As you will see, the First Nations of Victoria vary immensely, by country, language, beliefs and, currently, by their relations in modern politics, law and cultural practice. One treaty will not suit all. At the moment the federal government and Treaty Interim Working Group are consulting First Nations on a treaty model which is to be established in the coming years. With this model each Nation can focus on local cultural practices and forms of empowerment while facing social issues which afflict the area. Currently, each nation has a different relationship to local governments, and both can benefit from strong relationships and mutual understanding. A treaty model will empower those who do not yet have voice over actions which reflect the rich history or their own lives. For many, Treaty/ies will reaffirm the rights and significance of First Nations Peoples.
Part of the barrier for First Peoples establishing their basic rights in Australia is a public lack of eductaion, both about First Peoples and the Treaty process.

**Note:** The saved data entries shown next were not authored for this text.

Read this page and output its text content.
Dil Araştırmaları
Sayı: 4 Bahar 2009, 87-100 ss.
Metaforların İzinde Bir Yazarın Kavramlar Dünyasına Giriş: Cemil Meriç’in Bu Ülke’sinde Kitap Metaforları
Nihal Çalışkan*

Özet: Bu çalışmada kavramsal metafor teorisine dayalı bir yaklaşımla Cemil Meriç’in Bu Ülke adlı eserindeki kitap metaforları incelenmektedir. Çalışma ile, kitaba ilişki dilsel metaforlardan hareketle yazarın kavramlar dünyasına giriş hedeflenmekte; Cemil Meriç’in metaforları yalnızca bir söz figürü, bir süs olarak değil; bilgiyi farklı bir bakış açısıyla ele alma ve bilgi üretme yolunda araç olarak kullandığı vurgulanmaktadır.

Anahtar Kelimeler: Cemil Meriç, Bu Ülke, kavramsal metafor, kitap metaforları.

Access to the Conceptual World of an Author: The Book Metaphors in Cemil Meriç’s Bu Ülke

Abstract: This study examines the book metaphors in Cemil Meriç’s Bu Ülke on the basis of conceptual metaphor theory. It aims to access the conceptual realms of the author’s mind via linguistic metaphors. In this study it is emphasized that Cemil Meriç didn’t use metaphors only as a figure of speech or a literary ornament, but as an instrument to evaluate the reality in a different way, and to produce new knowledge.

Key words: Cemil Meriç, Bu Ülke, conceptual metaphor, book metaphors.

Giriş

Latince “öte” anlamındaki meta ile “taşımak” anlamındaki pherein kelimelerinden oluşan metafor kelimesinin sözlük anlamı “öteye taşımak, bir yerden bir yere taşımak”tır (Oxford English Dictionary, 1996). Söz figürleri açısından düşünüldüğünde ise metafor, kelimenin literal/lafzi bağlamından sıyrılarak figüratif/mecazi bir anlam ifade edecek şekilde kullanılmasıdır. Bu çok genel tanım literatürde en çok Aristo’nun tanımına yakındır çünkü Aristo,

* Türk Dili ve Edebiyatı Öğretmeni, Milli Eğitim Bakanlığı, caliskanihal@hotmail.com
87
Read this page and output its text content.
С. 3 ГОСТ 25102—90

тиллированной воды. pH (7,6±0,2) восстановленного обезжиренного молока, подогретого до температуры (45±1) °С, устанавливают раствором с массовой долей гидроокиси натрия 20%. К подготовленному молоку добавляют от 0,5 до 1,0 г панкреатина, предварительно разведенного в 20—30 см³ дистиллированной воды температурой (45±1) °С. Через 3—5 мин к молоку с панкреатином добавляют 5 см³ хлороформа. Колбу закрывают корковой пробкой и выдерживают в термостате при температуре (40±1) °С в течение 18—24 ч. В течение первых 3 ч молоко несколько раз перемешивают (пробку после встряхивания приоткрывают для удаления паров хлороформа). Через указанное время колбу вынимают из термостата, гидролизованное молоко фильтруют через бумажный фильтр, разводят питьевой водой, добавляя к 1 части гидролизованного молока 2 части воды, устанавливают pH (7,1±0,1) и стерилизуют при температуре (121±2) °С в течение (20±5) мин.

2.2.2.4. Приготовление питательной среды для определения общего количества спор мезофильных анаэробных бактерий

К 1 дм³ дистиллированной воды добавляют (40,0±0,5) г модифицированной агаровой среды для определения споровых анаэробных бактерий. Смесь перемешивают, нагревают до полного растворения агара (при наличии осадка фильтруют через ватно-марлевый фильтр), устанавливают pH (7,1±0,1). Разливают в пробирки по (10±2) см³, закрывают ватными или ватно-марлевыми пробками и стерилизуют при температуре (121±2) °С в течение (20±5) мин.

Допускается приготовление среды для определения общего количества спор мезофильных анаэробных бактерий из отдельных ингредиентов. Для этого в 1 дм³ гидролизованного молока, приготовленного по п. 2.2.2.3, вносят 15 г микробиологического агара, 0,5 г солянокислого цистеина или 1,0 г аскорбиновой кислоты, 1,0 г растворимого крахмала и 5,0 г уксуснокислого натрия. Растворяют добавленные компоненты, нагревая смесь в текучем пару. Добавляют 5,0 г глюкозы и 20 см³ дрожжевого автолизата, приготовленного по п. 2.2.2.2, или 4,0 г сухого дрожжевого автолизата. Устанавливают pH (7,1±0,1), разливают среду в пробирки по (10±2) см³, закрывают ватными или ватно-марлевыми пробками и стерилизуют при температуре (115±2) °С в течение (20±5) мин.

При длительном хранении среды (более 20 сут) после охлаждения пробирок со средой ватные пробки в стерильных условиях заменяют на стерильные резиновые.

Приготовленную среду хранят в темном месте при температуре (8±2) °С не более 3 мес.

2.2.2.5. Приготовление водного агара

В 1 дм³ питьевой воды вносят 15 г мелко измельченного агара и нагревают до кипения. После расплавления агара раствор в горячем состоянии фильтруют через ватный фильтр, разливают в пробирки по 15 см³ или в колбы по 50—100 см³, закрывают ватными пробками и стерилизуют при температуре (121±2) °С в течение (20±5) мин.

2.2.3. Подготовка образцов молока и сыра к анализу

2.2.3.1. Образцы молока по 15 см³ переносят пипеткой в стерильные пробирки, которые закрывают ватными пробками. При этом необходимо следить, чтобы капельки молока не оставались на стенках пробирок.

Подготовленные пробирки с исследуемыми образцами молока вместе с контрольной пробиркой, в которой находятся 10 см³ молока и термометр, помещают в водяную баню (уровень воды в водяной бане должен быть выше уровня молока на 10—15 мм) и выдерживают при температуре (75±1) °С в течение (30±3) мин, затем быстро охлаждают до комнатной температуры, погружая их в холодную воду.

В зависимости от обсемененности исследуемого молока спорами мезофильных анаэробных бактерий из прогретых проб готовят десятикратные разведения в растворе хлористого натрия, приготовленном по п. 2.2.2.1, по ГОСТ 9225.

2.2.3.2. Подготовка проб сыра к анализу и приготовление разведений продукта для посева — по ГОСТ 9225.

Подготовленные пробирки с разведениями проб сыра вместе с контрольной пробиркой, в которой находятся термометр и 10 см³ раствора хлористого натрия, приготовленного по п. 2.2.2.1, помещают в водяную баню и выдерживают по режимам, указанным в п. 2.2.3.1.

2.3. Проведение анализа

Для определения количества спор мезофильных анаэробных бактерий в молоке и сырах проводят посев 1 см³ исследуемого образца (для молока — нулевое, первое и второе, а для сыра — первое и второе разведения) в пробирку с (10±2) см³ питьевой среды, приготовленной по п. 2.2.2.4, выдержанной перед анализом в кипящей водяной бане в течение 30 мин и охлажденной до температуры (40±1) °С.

The purpose of this campaign is to help more people understand the importance of Treaties and the complexity of getting it right.

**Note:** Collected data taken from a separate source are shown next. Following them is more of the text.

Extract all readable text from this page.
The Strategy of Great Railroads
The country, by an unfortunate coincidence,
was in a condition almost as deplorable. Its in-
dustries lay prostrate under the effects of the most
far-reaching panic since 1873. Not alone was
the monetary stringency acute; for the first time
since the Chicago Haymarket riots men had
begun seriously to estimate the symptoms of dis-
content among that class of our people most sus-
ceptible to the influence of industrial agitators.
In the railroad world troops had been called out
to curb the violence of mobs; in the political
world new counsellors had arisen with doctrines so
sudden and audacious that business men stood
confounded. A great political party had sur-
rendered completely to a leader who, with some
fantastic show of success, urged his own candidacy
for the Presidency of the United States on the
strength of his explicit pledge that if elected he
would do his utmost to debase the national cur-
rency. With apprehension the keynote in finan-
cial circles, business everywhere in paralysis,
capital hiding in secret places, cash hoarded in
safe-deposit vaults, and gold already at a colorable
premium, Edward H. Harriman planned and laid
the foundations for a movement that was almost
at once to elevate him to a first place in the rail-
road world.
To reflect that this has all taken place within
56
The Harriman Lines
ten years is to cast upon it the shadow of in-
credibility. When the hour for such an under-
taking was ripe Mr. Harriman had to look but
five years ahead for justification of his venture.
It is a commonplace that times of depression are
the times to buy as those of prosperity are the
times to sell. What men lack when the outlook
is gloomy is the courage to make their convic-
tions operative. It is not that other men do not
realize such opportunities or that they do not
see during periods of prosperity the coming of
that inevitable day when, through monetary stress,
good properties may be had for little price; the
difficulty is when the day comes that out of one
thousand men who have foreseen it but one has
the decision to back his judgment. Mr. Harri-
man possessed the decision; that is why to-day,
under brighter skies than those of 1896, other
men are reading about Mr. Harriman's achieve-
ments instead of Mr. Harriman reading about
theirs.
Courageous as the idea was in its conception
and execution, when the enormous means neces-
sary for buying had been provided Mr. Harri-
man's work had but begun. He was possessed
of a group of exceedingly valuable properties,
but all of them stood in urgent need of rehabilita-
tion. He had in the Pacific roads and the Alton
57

-Treaty by Yothu Yindi (1991)
What characteristics should treaties and other similar long-term arrangements have? These are common factors found in successful Treaties:
o Based on free, prior and informed consent
o Negotiated between appropriate parties
o A binding long-term commitment
o A status outside the control of particular governments, supported by law
o Being properly resourced and monitored
o Having a capacity for review and extension through agreed processes
o Ensuring peoples' autonomy over decisions which affect them
Throughout the website we have referred to all Aboriginal and Torres Strait Islander Peoples living in Victoria as Aboriginal Victorians.